For many dog owners, the your pet’s ability to understand words As ‘ball’, ‘Paseo’ or ‘Chuche’ is a reason for astonishment. But now what dogs can understand a new leap, to move on to compression that goes beyond associating a sound with a specific object. Something that A study Published in Current Biology, it has seen in after its investigation, where they have concluded that dogs can have communication capacities so far reserved for humans.
The investigation. The study has been led by Claudia fleet An exceptional group of dogs known as ‘Gifted Word Learner’.
Some dogs that are not common at all, since they have an extraordinary talent to learn the names of the objects, with vocabularies ranging from 29 to more than 200 words, one, enables that allows them to learn names of objects quickly in playful interactions with their owners.
Learning the rules. To find out if dogs can go beyond simple visual recognition, the researchers designed an ingenious four -phase experiment. The first one focuses on dogs learning what they will have to do. To do this, the owners taught their dogs two verbal labels for two toys groups. For example, a set of four objects were assigned the ‘throw’ label and the only interaction was the game of the strip and loosen.
Another set of four toys was given the “launch” label, and with them it was only played to throw them so that the dog would bring them. The crucial thing in this case is that toys within each category did not share any systematic physical characteristic. The only thing in common was the label and the way of playing with them.
The exam. The second phase was to verify if the dogs had come to understand well the rules that had been previously taught. Eight dogs exceeded the test successfully, recovering the right toy with at least 12 of 16 attempts.
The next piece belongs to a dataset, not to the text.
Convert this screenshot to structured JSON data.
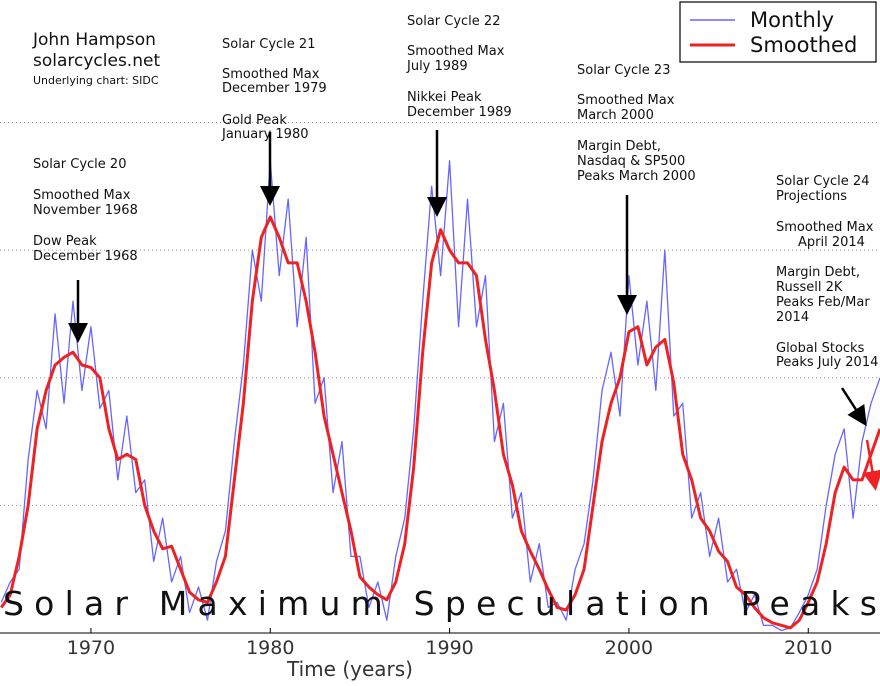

New toys. The third phase was undoubtedly fundamental and is the ‘kit’ of the matter. Here the owners introduced completely new toys for dogs and for a week they played with them in the two ways already established above but with a very strict rule: verbal labels of ‘throw’ or ‘launch’ could not be used. The dogs only experienced the role of the toy, without anyone saying their name or for what they were using it.
The fire test. Once all these phases were made, only these new toys were left (with which he had played without appointing it) with other family toys. The owner from another room not to give visual clues asked the dog ‘bring me a’ throw/throw ‘. The dog at that time had to deduce which new toy the owner referred to with this instruction, based solely on the function he had previously experienced with him.


Results. The dogs selected the correct new toy, the one with which they had played in the manner corresponding to the label, with a frequency well above chance. On an average of 48 attempts, the dogs hit 31 times.
This clearly demonstrates that dogs were not limited to learning the names of individual objects. Instead, they created two “mental categories” based on the function of objects: one for ‘throw’ toys and another for ‘launch’. When they met a new and nameless toy, they were able to assign it to the correct category based on the use that was given.
This ability to generalize a label to functionally similar objects, ignoring appearance differences, is a fundamental pillar of language development in children. In fact, this ability emerges in young and preschool children, who learn to understand that both a ceramic cup and a plastic glass belong to the ‘glass’ category because both serve to drink.
The importance. This study is pioneer especially to demonstrate that a non -linguistic species can perform a functional classification linked to the learning of verbal labels, and does so in a naturalistic game context and without having to undergo a lot of repetitions in a laboratory environment.
Until now you could think that dogs worked through perception, but this study comes to change this idea we had. In this case, the fact that animals classify the world mainly by perceptible characteristics such as shape or color is challenged. These dogs were based on the ‘planned utility’ of the object.
In this way, GWL dogs are emerging as an unprecedented animal model to investigate cognition precursors related to language in ecologically valid conditions, offering parallels with child learning.
Open a door. The authors themselves point out that this ability is, for now, exclusive to these “gifted” dogs and should not be generalized to the entire canine population. However, it opens the door to investigate whether this capacity is latent in other dogs and what cognitive mechanisms support it.